Il primo impatto gustativo non è male: non siamo di fronte a una pizza nella quale pomodoro e mozzarella si fanno riconoscere per gusto e sapidità e acidità come nei migliori esemplari di pizza napoletana, ma il sapore è convincente, considerando anche che ci troviamo in una catena specializzata in hamburger, patatine e altri piatti della cucina statunitense. Devo dire che il piatto mi ha convinto: la frolla ha una friabilità piacevole, il contenuto è filante, la salsiccia è umida e non secca, il pomodoro è dolce e ha un leggero retrogusto di origano. A convincermi meno è il salame piccante, che secondo me non è abbastanza piccante, ma direi che tutto sommato non fa molta differenza.

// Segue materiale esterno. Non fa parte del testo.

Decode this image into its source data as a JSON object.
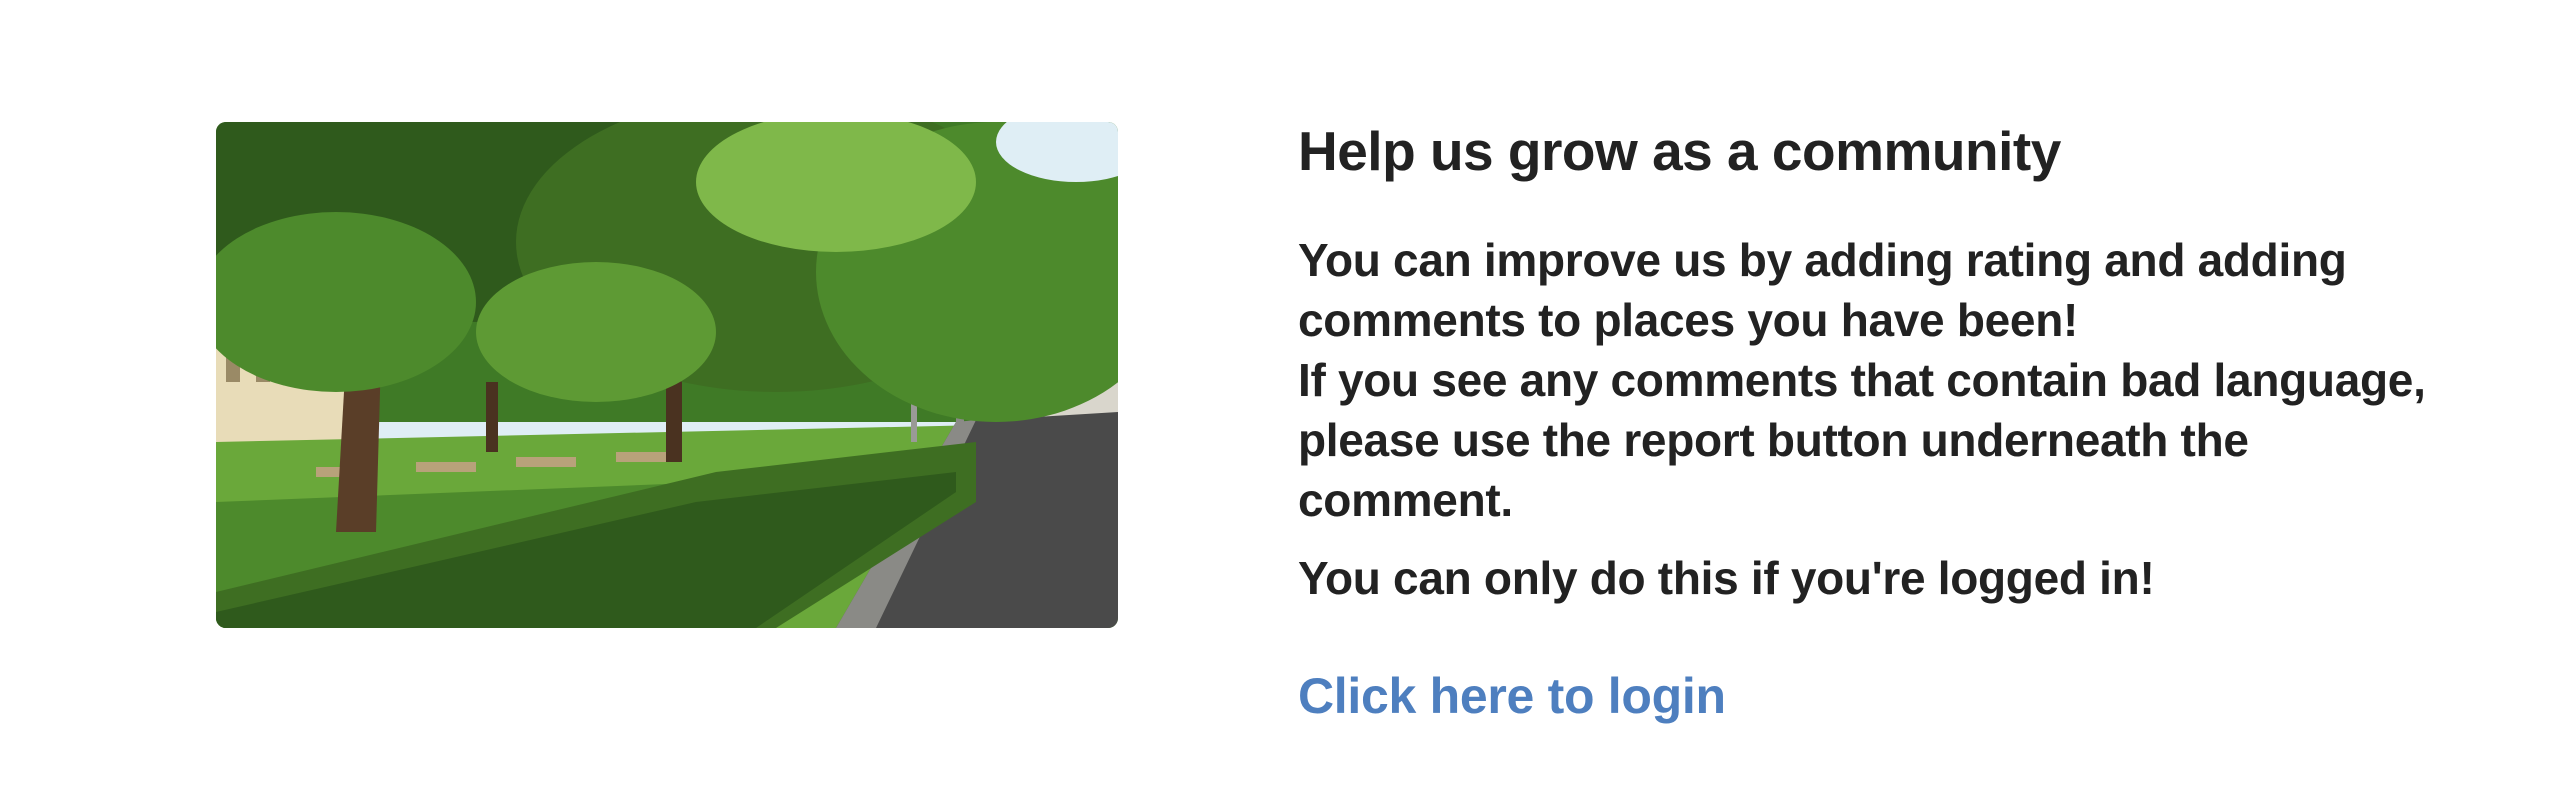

Hamericas pizza deep dish Chicaho style
Le dimensioni effettive della pizza che abbiamo provato.

La pizza non è grandissima, ma è della dimensione corretta, secondo me. Fosse più grande rischiereste di scoppiare. Forse l’unico punto dolente è il prezzo di 15,90 euro, che mi sembra un po’ alto, soprattutto se si conta il fatto che sia il prodotto di una catena. Ma c’è anche da dire che ormai a Milano le cifre sono alte per qualsiasi cosa, quindi non mi stupisco più di tanto.

Insomma, vi consiglio di provarla, anche perché rimarrà in carta da Hamerica’s solo fino al 28 marzo (ma credo che tornerà come piatto fisso). Il concetto che seguo è sempre quello di provare cose nuove. Però ammetto anche che no, non la mangerò di nuovo, soprattutto per via del prezzo: con la metà di quei soldi mi posso prendere una pizza Margherita fatta come si deve, che mi soddisfa molto di più.

Se siete frenati perché, da bravi italiani, inorridite al pensiero di una pizza statunitense, beh, ricordatevi sempre che la Carbonara l’hanno inventata loro, non noi. E che, probabilmente, nemmeno la pizza è una nostra creazione.